Coronavirus, dai decessi al rapporto tamponi positivi: tutti gli indicatori che preoccupano

Rispetto ai ieri è più che raddoppiato il numero delle persone morte a causa del Covid. Balzo in avanti dei ricoverati e dei pazienti in condizioni critiche. Stiamo perdendo il controllo dell'epidemia?

Foto di repertorio

È il giorno con più contagi da coronavirus dall’inizio dell’epidemia. Nelle ultime 24 ore sono stati registrati 8.804 nuovi casi su un totale di 162.932 tamponi (di cui però più di 60mila di controllo). Un nuovo record dunque, dopo quello fatto registrare ieri. E se è vero che il dato va contestualizzato alla luce dell’alto numero di test diagnostici effettuati, non si può tenere conto del fatto che tutti gli indicatori sono negativi.

Coronavirus, i numeri

Tornano a crescere i decessi (83) che rispetto a i ieri sono più che raddoppiati. E fanno segnare un preoccupante balzo in avanti anche i ricoverati con sintomi (+326) e i pazienti in condizioni critiche che sono ormai 586.

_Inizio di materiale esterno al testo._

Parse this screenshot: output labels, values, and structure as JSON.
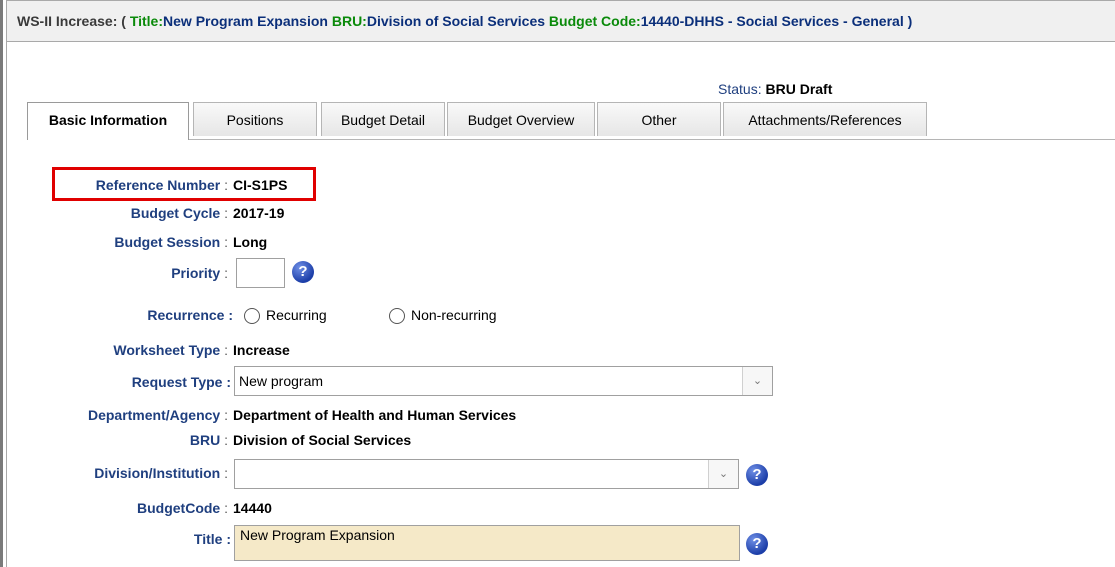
{
  "window": {
    "title_prefix": "WS-II Increase: (",
    "title_label": "Title:",
    "title_value": "New Program Expansion",
    "bru_label": "BRU:",
    "bru_value": "Division of Social Services",
    "budget_code_label": "Budget Code:",
    "budget_code_value": "14440-DHHS - Social Services - General )"
  },
  "status": {
    "label": "Status:",
    "value": "BRU Draft"
  },
  "tabs": [
    {
      "label": "Basic Information",
      "active": true
    },
    {
      "label": "Positions"
    },
    {
      "label": "Budget Detail"
    },
    {
      "label": "Budget Overview"
    },
    {
      "label": "Other"
    },
    {
      "label": "Attachments/References"
    }
  ],
  "form": {
    "reference_number": {
      "label": "Reference Number",
      "value": "CI-S1PS"
    },
    "budget_cycle": {
      "label": "Budget Cycle",
      "value": "2017-19"
    },
    "budget_session": {
      "label": "Budget Session",
      "value": "Long"
    },
    "priority": {
      "label": "Priority",
      "value": ""
    },
    "recurrence": {
      "label": "Recurrence :",
      "options": [
        "Recurring",
        "Non-recurring"
      ],
      "selected": ""
    },
    "worksheet_type": {
      "label": "Worksheet Type",
      "value": "Increase"
    },
    "request_type": {
      "label": "Request Type :",
      "value": "New program"
    },
    "department": {
      "label": "Department/Agency",
      "value": "Department of Health and Human Services"
    },
    "bru": {
      "label": "BRU",
      "value": "Division of Social Services"
    },
    "division": {
      "label": "Division/Institution",
      "value": ""
    },
    "budget_code": {
      "label": "BudgetCode",
      "value": "14440"
    },
    "title": {
      "label": "Title :",
      "value": "New Program Expansion"
    }
  },
  "icons": {
    "help": "help-icon",
    "dropdown": "chevron-down-icon"
  },
  "colors": {
    "label_blue": "#1f3f7f",
    "title_green": "#0a8a0a",
    "highlight_red": "#e00000",
    "title_field_bg": "#f5e9c8"
  }
}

Le regioni con il maggior numero di malati in condizioni critiche da richiedere il ricovero in Terapia intensiva sono il Lazio (90 posti letto occupati da malati di Covid-19), Lombardia (72), Campania (66) e Sicilia (52).

Sempre Lazio, Lombardia e Campania le regioni che registrano il più alto numero di degenti Covid, seguiti da Piemonte e Sicilia. Si tratta delle regioni più popolose.

Il rapporto tamponi positivi

Non solo: l'ultimo monitoraggio indipendente della Fondazione Gimbe rileva nella settimana 7-13 ottobre, rispetto alla precedente un netto incremento del rapporto positivi/casi testati (7% vs 4%). Si tratta di un numero molto importante per capire quanto sta circolando il virus e con quanta efficacia riusciamo ad individuare i nuovi contagiati (e dunque impedire che contagino altre persone). Come si evince da due grafici pubblicati su Twitter da Matteo Villa dell'Ispi, il tasso di posività è aumentato in maniera decisa nelle ultime due settimane.

Nuove restrizioni in Campania

La regione con più contagi resta la Lombardia dove oggi sono stati superati i duemila casi, di cui 515 a Milano. La percentuale di positivi rispetto ai casi testati è stata pari al 6,3%. Domani secondo quanto si apprende, si terrà un tavolo tra Comune di Milano e Regione Lombardia per valutare possibili misure restrittive.

A Milano da due giorni l'indice Rt è oltre il 2: domani la decisione su restrizioni

Situazione molto delicata anche in Campania: con i contagi che aumentano ad un ritrmo preoccupante non è più possibile escludere nuove restrizioni. "Se, in termini assoluti, avremo 800 positivi al giorno, arriveremo alla chiusura di tutto" aveva annunciato venerdì scorso il governatore della Campania Vincenzo De Luca. Oggi la 'soglia' indicata dal presidente della Regione è stata superata: con 1127 contagi e 317 guariti nelle ultime 24 ore, i positivi aumentano in termini assoluti di 810 unità, sopra il limite previsto per un pensare a un lockdown regionale.

Scuole chiuse e vietate le feste: la nuova ordinanza della Regione Campania

De Luca ha firmato una nuova ordinanza per inasprire ulteriormente le misure di contenimento del contagio. Non è previsto, al momento, alcun lockdown.

Il tweet di Conte: "C'è bisogno del contributo di tutti"

E intanto è tornato a farsi sentire anche il presidente Giuseppe Conte che su Twitter ha invitato gli italiani a rispettare le regole contenute nell'ultimo Dpcm: "Per contenere la seconda ondata dell'epidemia da Covid-19 c'è bisogno del contributo di tutti. Rispettiamo le nuove disposizioni, seguiamo le raccomandazioni, facciamo del bene al nostro Paese".